Automation for greater software security

As information technology connects people in ever more elaborate ways, says Gang Tan, the variety, and the backlog, of software programs that require protection from hackers, bugs and coding errors is growing rapidly.

While online businesses need to identify malicious requests, corporations strive to guard intellectual property. Nonprofits must assure their patrons, and governments their citizens, that private data will remain private. And the operating systems that run laptops, tablets and smartphones require security improvements when they are upgraded or add a new app.

Tan, an assistant professor of computer science and engineering, and his collaborators are designing a system that will retrofit existing software to provide what they call “defense-in-depth” protection.

The group, which also includes researchers from Pennsylvania State University, the University of Vermont and Rutgers University, recently received a four-year, $1.2 million grant from NSF.

Tan says the group is designing a system that helps operators determine what data in a software program or system needs protection, and which entities should have access to that data. Then it inserts security checks to perform authorization and to authenticate users for privileges.

“As long as the security policy for software stays the same during an upgrade or when features are added,” says Tan, “our system can produce security checks to enforce the policy. At every point on the way, from the creation of an app to an add-on or upgrade, our system can add these checks according to an existing policy.”

Three layers of “defense-in-depth”

Typically, says Tan, software developers write security codes to prevent unauthorized access to critical data.
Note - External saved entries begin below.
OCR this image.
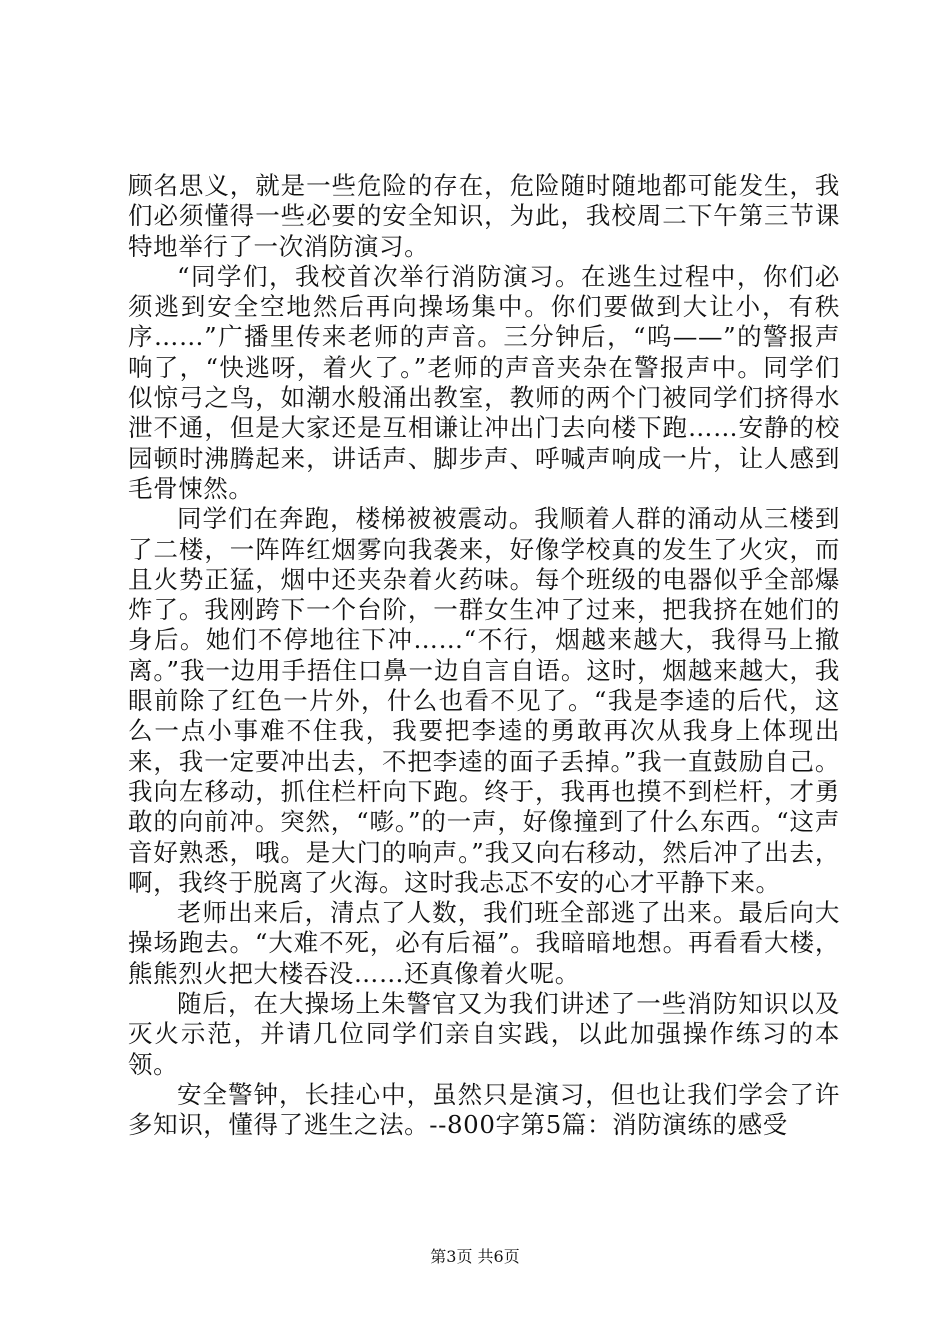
顾名思义，就是一些危险的存在，危险随时随地都可能发生，我们必须懂得一些必要的安全知识，为此，我校周二下午第三节课特地举行了一次消防演习。

“同学们，我校首次举行消防演习。在逃生过程中，你们必须逃到安全空地然后再向操场集中。你们要做到大让小，有秩序……”广播里传来老师的声音。三分钟后，“呜——”的警报声响了，“快逃呀，着火了。”老师的声音夹杂在警报声中。同学们似惊弓之鸟，如潮水般涌出教室，教师的两个门被同学们挤得水泄不通，但是大家还是互相谦让冲出门去向楼下跑……安静的校园顿时沸腾起来，讲话声、脚步声、呼喊声响成一片，让人感到毛骨悚然。

同学们在奔跑，楼梯被被震动。我顺着人群的涌动从三楼到了二楼，一阵阵红烟雾向我袭来，好像学校真的发生了火灾，而且火势正猛，烟中还夹杂着火药味。每个班级的电器似乎全部爆炸了。我刚跨下一个台阶，一群女生冲了过来，把我挤在她们的身后。她们不停地往下冲……“不行，烟越来越大，我得马上撤离。”我一边用手捂住口鼻一边自言自语。这时，烟越来越大，我眼前除了红色一片外，什么也看不见了。“我是李逵的后代，这么一点小事难不住我，我要把李逵的勇敢再次从我身上体现出来，我一定要冲出去，不把李逵的面子丢掉。”我一直鼓励自己。我向左移动，抓住栏杆向下跑。终于，我再也摸不到栏杆，才勇敢的向前冲。突然，“嘭。”的一声，好像撞到了什么东西。“这声音好熟悉，哦。是大门的响声。”我又向右移动，然后冲了出去，啊，我终于脱离了火海。这时我忐忑不安的心才平静下来。

老师出来后，清点了人数，我们班全部逃了出来。最后向大操场跑去。“大难不死，必有后福”。我暗暗地想。再看看大楼，熊熊烈火把大楼吞没……还真像着火呢。

随后，在大操场上朱警官又为我们讲述了一些消防知识以及灭火示范，并请几位同学们亲自实践，以此加强操作练习的本领。

安全警钟，长挂心中，虽然只是演习，但也让我们学会了许多知识，懂得了逃生之法。--800字第5篇：消防演练的感受

第3页 共6页
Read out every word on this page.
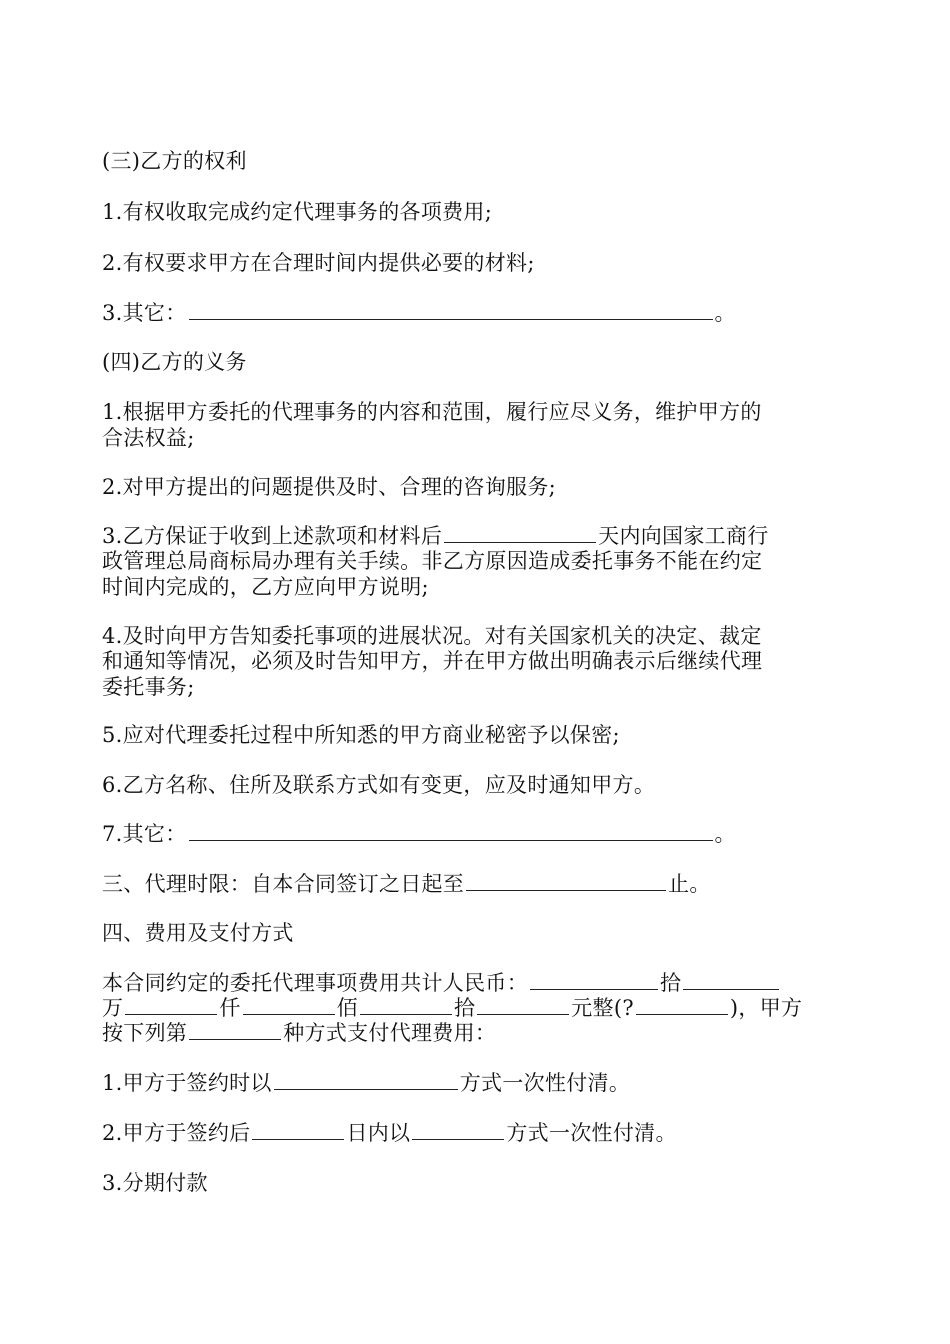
(三)乙方的权利
1.有权收取完成约定代理事务的各项费用;
2.有权要求甲方在合理时间内提供必要的材料;
3.其它：	。
(四)乙方的义务
1.根据甲方委托的代理事务的内容和范围，履行应尽义务，维护甲方的
合法权益;
2.对甲方提出的问题提供及时、合理的咨询服务;
3.乙方保证于收到上述款项和材料后	天内向国家工商行
政管理总局商标局办理有关手续。非乙方原因造成委托事务不能在约定
时间内完成的，乙方应向甲方说明;
4.及时向甲方告知委托事项的进展状况。对有关国家机关的决定、裁定
和通知等情况，必须及时告知甲方，并在甲方做出明确表示后继续代理
委托事务;
5.应对代理委托过程中所知悉的甲方商业秘密予以保密;
6.乙方名称、住所及联系方式如有变更，应及时通知甲方。
7.其它：	。
三、代理时限：自本合同签订之日起至	止。
四、费用及支付方式
本合同约定的委托代理事项费用共计人民币：	拾
万	仟	佰	拾	元整(?	)，甲方
按下列第	种方式支付代理费用：
1.甲方于签约时以	方式一次性付清。
2.甲方于签约后	日内以	方式一次性付清。
3.分期付款
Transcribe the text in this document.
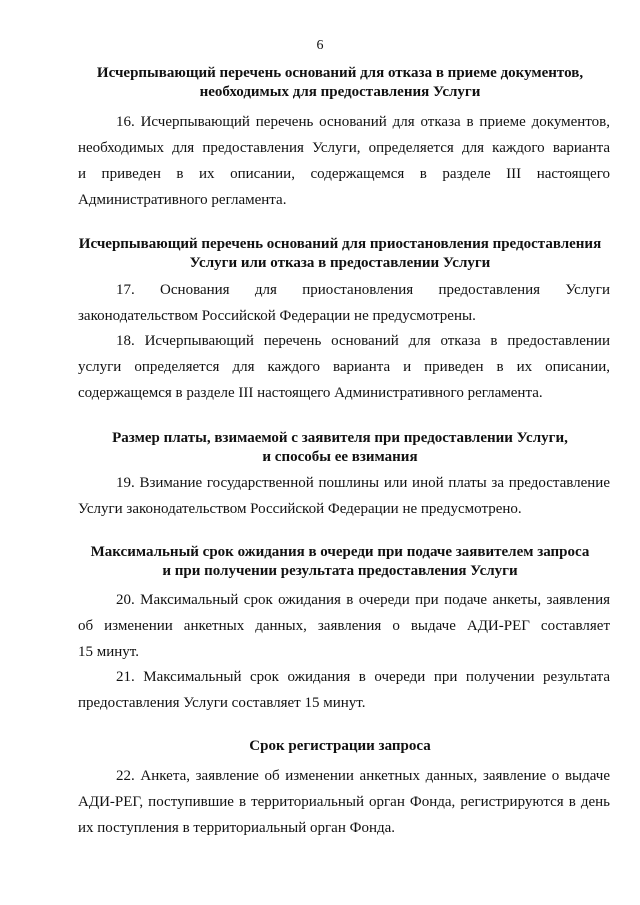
6
Исчерпывающий перечень оснований для отказа в приеме документов,
необходимых для предоставления Услуги
16. Исчерпывающий перечень оснований для отказа в приеме документов,
необходимых для предоставления Услуги, определяется для каждого варианта
и приведен в их описании, содержащемся в разделе III настоящего
Административного регламента.
Исчерпывающий перечень оснований для приостановления предоставления
Услуги или отказа в предоставлении Услуги
17. Основания для приостановления предоставления Услуги
законодательством Российской Федерации не предусмотрены.
18. Исчерпывающий перечень оснований для отказа в предоставлении
услуги определяется для каждого варианта и приведен в их описании,
содержащемся в разделе III настоящего Административного регламента.
Размер платы, взимаемой с заявителя при предоставлении Услуги,
и способы ее взимания
19. Взимание государственной пошлины или иной платы за предоставление
Услуги законодательством Российской Федерации не предусмотрено.
Максимальный срок ожидания в очереди при подаче заявителем запроса
и при получении результата предоставления Услуги
20. Максимальный срок ожидания в очереди при подаче анкеты, заявления
об изменении анкетных данных, заявления о выдаче АДИ-РЕГ составляет
15 минут.
21. Максимальный срок ожидания в очереди при получении результата
предоставления Услуги составляет 15 минут.
Срок регистрации запроса
22. Анкета, заявление об изменении анкетных данных, заявление о выдаче
АДИ-РЕГ, поступившие в территориальный орган Фонда, регистрируются в день
их поступления в территориальный орган Фонда.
But this is usually done manually, and the process is error-prone, time-consuming and not scalable. As a result, unauthorized users can gain access to restricted data. And the security checks need to be updated each time the operating system or critical software on a device is upgraded or adds a new functionality or feature.

“We want to automate this process,” says Tan, “and add three layers of defense-in-depth to software.”

Those layers are:

* Authorization—restricting access to sensitive data to authorized users and authenticating those users;

* Containment—limiting the damage caused by security breaches;

* Auditing—monitoring software as it is operating so that developers can be informed of the need for additional defenses.

To make its system “holistic” and interactive, says Tan, the group is creating synergies among the three layers of protection and designing its system to automatically add security checks to the security policies of existing software.

“Our system can add multiple layers of protection according to the security policy,” he says. “It can handle upgrades without user involvement, and it will explore the interaction among these layers to achieve greater efficiency and security.”

To contain damage once software has been breached, the system designed by Tan’s group assigns separate security checks to separate components of the system. That way, even if one component of the software has been compromised, the other components can continue to function. This technique, called the principle of least privilege, breaks software into small modules, each of which needs minimal privilege, or access to data and administrative authority, to do its job.

“The first two layers of our system can be considered proactive,” says Tan. “They seek to prevent further damage. The third layer is retrospective, or defensive. It enables us to collect enough security-related data while software is running so that we can retrospectively do a forensic analysis to determine what happened and what the best course of action is.”

Tan acknowledges that some experts recommend redesigning existing software to improve its security.

“This might produce better software in terms of security,” he says, “but it is potentially very expensive and time-consuming. Because so many software systems have been designed without enough attention to security, we believe it’s better to retrofit existing systems with better security checks. There’s clearly a need for this.”

Tan, who directs Lehigh’s Security of Software (SOS) Lab, has spent nearly 15 years studying software security. In 2012, he received a CAREER Award from NSF. His research has also been supported by the Defense Advanced Research Projects Agency (DARPA) and the National Security Agency.

The group of researchers was invited recently to present the results of their research to the annual Layered Assurance Workshop in New Orleans.